At the end of the day, we live with our decisions. Regardless if you have parents who accept you, or if people demand you to out yourself, or if you have friends you don't think will understand, the most important thing is you accept yourself. Love yourself and live with your decision.

Friday, July 10, 2009

Comfort Room Cruising

Cruising is a common activity by most of us bis/gays. We have the act of hooking up in the most opportune places - dressing rooms, shower rooms, parks, theaters - an art. We have our own way of gauging if the other guy is interested, our way of looking to signify our desire, our way of striking up a conversation. Some are way blatant, others are more discreet. There are no guartees that each will work the same way every time but we have established our own habits.

The cruisiest place for us is usually the comfort room. Straight guys fear being in the nearby urinal thinking gay guys live to take a peek (or more) at their genitals. Gay men thrive on having the opportunity to gauge their fellow men.

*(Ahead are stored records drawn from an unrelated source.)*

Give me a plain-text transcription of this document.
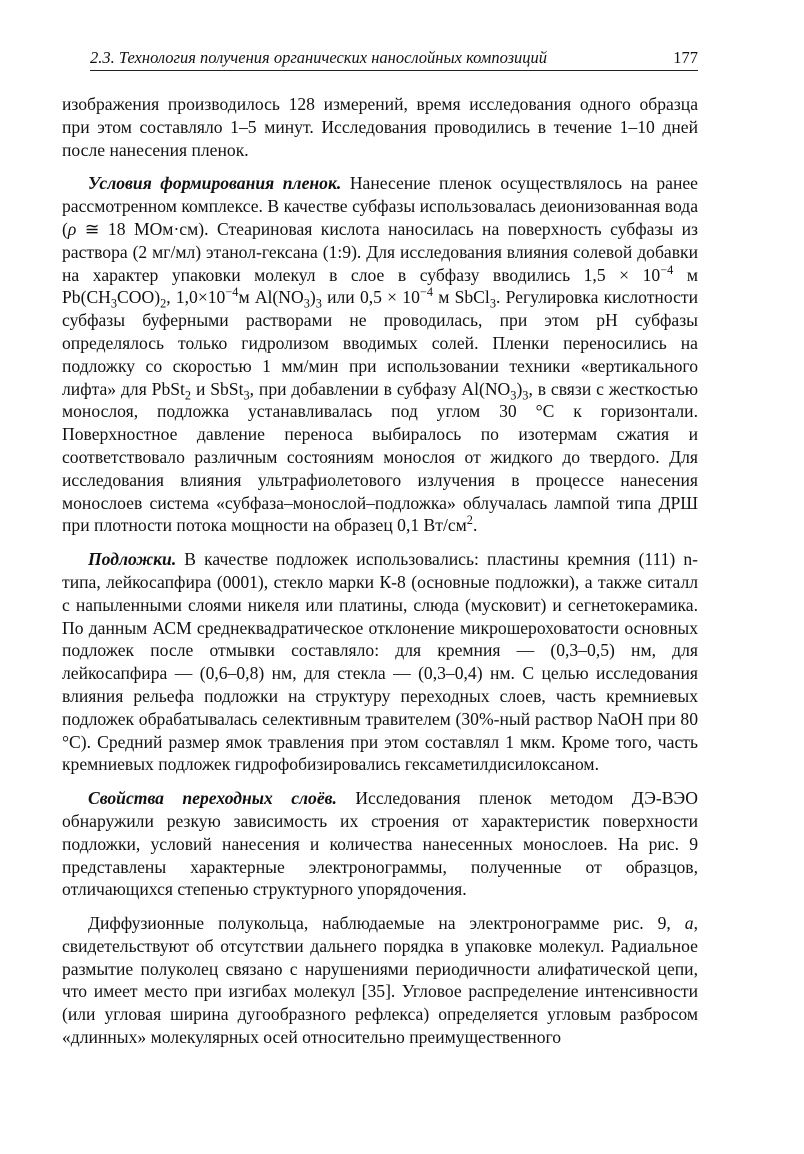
2.3. Технология получения органических нанослойных композиций	177

изображения производилось 128 измерений, время исследования одного образца при этом составляло 1–5 минут. Исследования проводились в течение 1–10 дней после нанесения пленок.

Условия формирования пленок. Нанесение пленок осуществлялось на ранее рассмотренном комплексе. В качестве субфазы использовалась деионизованная вода (ρ ≅ 18 МОм·см). Стеариновая кислота наносилась на поверхность субфазы из раствора (2 мг/мл) этанол-гексана (1:9). Для исследования влияния солевой добавки на характер упаковки молекул в слое в субфазу вводились $1,5 \times 10^{-4}$ м $Pb(CH_3COO)_2$, $1,0\times 10^{-4}м$ $Al(NO_3)_3$ или $0,5 \times 10^{-4}$ м SbCl$_3$. Регулировка кислотности субфазы буферными растворами не проводилась, при этом pH субфазы определялось только гидролизом вводимых солей. Пленки переносились на подложку со скоростью 1 мм/мин при использовании техники «вертикального лифта» для PbSt$_2$ и SbSt$_3$, при добавлении в субфазу $Al(NO_3)_3$, в связи с жесткостью монослоя, подложка устанавливалась под углом 30 °C к горизонтали. Поверхностное давление переноса выбиралось по изотермам сжатия и соответствовало различным состояниям монослоя от жидкого до твердого. Для исследования влияния ультрафиолетового излучения в процессе нанесения монослоев система «субфаза–монослой–подложка» облучалась лампой типа ДРШ при плотности потока мощности на образец 0,1 $Вт/см^2$.

Подложки. В качестве подложек использовались: пластины кремния (111) n-типа, лейкосапфира (0001), стекло марки К-8 (основные подложки), а также ситалл с напыленными слоями никеля или платины, слюда (мусковит) и сегнетокерамика. По данным АСМ среднеквадратическое отклонение микрошероховатости основных подложек после отмывки составляло: для кремния — (0,3–0,5) нм, для лейкосапфира — (0,6–0,8) нм, для стекла — (0,3–0,4) нм. С целью исследования влияния рельефа подложки на структуру переходных слоев, часть кремниевых подложек обрабатывалась селективным травителем (30%-ный раствор NaOH при 80 °C). Средний размер ямок травления при этом составлял 1 мкм. Кроме того, часть кремниевых подложек гидрофобизировались гексаметилдисилоксаном.

Свойства переходных слоёв. Исследования пленок методом ДЭ-ВЭО обнаружили резкую зависимость их строения от характеристик поверхности подложки, условий нанесения и количества нанесенных монослоев. На рис. 9 представлены характерные электронограммы, полученные от образцов, отличающихся степенью структурного упорядочения.

Диффузионные полукольца, наблюдаемые на электронограмме рис. 9, а, свидетельствуют об отсутствии дальнего порядка в упаковке молекул. Радиальное размытие полуколец связано с нарушениями периодичности алифатической цепи, что имеет место при изгибах молекул [35]. Угловое распределение интенсивности (или угловая ширина дугообразного рефлекса) определяется угловым разбросом «длинных» молекулярных осей относительно преимущественного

I remember a few cruisiest comfort rooms in my day - not that my day is over, mind you. To name a few - Greenbelt, Metropolis, SM North Edsa, Megamall, Shangri La Edsa. Thinking about it, any mall probably.

As I mentioned in my previous entry, my first experience really was in a theater but it happened in the theater's comfort room. Someone followed me and while peeing he made the moves. Being naive and he being older, I let him lead the way.

My other memories of hook ups in the rest room include one who became a steady partner. We wouldn't be classified as partners in the real sense but we meet, we do the deed nut remain unattached. He entered the seminary and that was the end of it. When we hooked up at the mall's CR, we had transferred to the roof a nearby parking facility. It was the middle of the day, no one was parked on that level, however, if someone was checked in at a nearby hotel, all they had to do was look out and see a couple making out.

Inside the comfort room, you can get touched and even have someone perform fellatio to. There were even instances that actual sex occurred. Of course, all this happens behind the back of the roving guards and maintenance people. I guess that adds to the excitement - the thrill of being caught, the immediacy of the situation, the itch that needs to be scratched right away.

Have you had encounters in the rest room? I think for me the time has passed when I get a kick out of these tyrsts. Not that my libido has ebbed through the years, I guess now the fear of being caught gets the best of me.